Whereas, for the past several decades, regional and national groups have formed within the lighthouse preservation community to promote lighthouse heritage through research, education, tourism, and publications;

Whereas the earliest and largest regional preservation group, the Great Lakes Lighthouse Keepers Association, headquartered in Michigan, marks its 30th anniversary in 2013, and the largest and oldest national group, the United States Lighthouse Society, which relocated from San Francisco, California, to the State of Washington in 2008, marks its 30th anniversary in 2014;

Whereas other groups have also been formed to promote lighthouse preservation and history, many with regional chapters, including–

(1) a national leadership council and forum named the American Lighthouse Council (formerly the American Lighthouse Coordinating Committee), currently headquartered in Illinois;

(2) the American Lighthouse Foundation in Maine;

(3) the Michigan Lighthouse Alliance and Michigan Lighthouse Conservancy;

(4) the Maine Lights Program;

(5) the Outer Banks Lighthouse Society in North Carolina;

(6) the New Jersey Lighthouse Society;

(7) the Florida Lighthouse Association; and

(8) the Lighthouse Preservation Society in Massachusetts;

Whereas major lighthouse publications, including the United States Lighthouse Society’s Keeper’s Log and the Lighthouse Digest, contribute greatly to the promotion of lighthouse heritage and preservation;

Whereas single-lighthouse preservation efforts by individuals or organizations, including historical societies and governments, have even longer histories, including preservation efforts in–

(1) Grosse Point, Illinois, established in 1935;

(2) Buffalo, New York, established in 1962;

(3) Navesink Twin Lights, New Jersey, established in 1962;

(4) Point Fermin, California, established in 1970;

(5) Charlotte-Genesse near Rochester, New York, established in 1965;

(6) Key West, Florida, established in 1969;

(7) Split Rock Lighthouse, Minnesota, established in 1971;

(8) Ponce de Leon Inlet, Florida, established in 1972;

(9) St.
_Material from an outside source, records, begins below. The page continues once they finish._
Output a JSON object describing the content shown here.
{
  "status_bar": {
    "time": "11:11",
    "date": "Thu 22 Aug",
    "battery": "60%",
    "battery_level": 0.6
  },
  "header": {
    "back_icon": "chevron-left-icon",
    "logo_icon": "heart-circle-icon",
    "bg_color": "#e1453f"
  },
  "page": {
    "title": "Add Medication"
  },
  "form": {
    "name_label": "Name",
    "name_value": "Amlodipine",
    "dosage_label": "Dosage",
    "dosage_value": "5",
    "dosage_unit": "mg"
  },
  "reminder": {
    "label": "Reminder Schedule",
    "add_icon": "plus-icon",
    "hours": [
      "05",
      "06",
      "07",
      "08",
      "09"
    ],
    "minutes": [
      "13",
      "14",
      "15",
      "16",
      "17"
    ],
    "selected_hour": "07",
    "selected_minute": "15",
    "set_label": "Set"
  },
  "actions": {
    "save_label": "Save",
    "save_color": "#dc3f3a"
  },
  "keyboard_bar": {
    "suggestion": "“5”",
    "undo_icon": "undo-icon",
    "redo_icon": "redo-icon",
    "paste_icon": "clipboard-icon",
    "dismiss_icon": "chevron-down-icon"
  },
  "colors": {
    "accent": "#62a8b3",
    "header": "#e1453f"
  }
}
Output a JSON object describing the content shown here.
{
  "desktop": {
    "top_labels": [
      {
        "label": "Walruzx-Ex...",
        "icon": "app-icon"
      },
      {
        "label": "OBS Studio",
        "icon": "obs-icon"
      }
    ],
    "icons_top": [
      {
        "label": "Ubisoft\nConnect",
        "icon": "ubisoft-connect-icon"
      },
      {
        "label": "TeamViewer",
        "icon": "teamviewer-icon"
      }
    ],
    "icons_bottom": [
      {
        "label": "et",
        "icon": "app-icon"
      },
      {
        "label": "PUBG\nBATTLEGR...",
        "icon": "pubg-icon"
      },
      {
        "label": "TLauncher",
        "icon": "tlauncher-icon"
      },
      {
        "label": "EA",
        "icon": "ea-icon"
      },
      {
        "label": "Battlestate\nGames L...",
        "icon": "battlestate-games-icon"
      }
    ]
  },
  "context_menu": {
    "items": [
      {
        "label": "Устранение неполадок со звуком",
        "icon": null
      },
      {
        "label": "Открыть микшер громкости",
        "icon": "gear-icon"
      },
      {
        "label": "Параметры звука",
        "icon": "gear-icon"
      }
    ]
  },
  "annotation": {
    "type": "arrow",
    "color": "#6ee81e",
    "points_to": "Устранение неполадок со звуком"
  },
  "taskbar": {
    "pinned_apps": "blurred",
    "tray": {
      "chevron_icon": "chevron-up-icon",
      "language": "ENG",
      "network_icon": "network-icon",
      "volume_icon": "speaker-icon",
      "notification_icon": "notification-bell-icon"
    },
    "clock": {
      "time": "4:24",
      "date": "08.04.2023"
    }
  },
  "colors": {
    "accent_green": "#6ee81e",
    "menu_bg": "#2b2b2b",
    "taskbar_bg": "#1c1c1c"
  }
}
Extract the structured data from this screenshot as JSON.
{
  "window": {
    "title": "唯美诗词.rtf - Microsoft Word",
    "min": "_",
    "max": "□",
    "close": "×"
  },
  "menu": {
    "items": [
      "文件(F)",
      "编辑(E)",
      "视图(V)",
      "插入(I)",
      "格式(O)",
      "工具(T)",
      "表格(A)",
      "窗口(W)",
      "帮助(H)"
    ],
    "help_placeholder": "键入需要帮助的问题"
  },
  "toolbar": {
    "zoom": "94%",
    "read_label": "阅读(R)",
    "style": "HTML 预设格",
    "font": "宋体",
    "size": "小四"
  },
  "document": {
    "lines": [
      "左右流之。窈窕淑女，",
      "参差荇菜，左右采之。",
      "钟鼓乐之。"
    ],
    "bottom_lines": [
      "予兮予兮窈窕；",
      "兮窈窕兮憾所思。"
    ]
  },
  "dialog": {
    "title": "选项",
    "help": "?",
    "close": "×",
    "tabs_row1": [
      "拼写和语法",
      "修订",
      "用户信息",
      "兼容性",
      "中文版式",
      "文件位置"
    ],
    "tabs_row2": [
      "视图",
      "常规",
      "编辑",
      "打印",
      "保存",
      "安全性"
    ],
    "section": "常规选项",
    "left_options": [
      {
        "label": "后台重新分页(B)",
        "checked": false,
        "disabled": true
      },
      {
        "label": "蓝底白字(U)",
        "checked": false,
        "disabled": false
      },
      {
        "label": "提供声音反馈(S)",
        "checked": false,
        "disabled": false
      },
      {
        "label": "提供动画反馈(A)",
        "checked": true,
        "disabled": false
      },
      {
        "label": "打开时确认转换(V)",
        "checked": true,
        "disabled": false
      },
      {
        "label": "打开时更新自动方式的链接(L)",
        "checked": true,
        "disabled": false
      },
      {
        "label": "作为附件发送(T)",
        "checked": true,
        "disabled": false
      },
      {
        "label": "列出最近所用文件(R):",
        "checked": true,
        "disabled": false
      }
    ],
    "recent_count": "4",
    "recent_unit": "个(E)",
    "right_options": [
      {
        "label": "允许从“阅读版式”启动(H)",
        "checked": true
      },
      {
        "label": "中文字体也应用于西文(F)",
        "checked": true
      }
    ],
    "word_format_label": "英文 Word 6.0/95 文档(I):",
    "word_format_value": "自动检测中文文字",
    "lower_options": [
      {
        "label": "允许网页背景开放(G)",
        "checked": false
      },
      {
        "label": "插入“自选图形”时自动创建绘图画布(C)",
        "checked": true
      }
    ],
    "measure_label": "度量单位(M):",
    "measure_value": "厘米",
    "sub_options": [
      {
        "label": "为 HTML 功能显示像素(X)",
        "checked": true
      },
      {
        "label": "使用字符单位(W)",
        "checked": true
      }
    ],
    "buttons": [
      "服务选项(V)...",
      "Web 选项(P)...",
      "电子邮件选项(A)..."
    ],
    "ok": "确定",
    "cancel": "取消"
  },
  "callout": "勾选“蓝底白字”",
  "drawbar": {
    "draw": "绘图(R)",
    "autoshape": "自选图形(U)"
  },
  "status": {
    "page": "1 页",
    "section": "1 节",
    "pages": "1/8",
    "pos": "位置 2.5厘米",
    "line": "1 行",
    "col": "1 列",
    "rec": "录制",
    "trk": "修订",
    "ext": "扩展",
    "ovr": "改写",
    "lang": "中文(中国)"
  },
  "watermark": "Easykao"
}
Augustine, Florida, established in 1981; and

(10) Fire Island, New York, established in 1982;

Whereas, despite progress, many lighthouses in the United States remain threatened by erosion, neglect, vandalism, and deterioration by the elements;

Whereas Congress passed, and President Ronald Reagan signed, a Joint Resolution entitled ‘Joint Resolution designating the day of August 7, 1989, as ‘National Lighthouse Day’, approved November 5, 1988 (Public Law 100-622; 102 Stat. 3201), in honor of the bicentennial of the United States Lighthouse Service; and

Whereas the many completed, ongoing, or planned private and public efforts to preserve lighthouses demonstrate the public support for those historic structures: Now, therefore, be it

Resolved, That the Senate–

(1) designates August 7, 2013, as ‘National Lighthouse and Lighthouse Preservation Day’;

(2) encourages lighthouse grounds to be made open to the general public to the extent feasible; and

(3) encourages the people of the United States to observe National Lighthouse and Lighthouse Preservation Day with appropriate ceremonies and activities.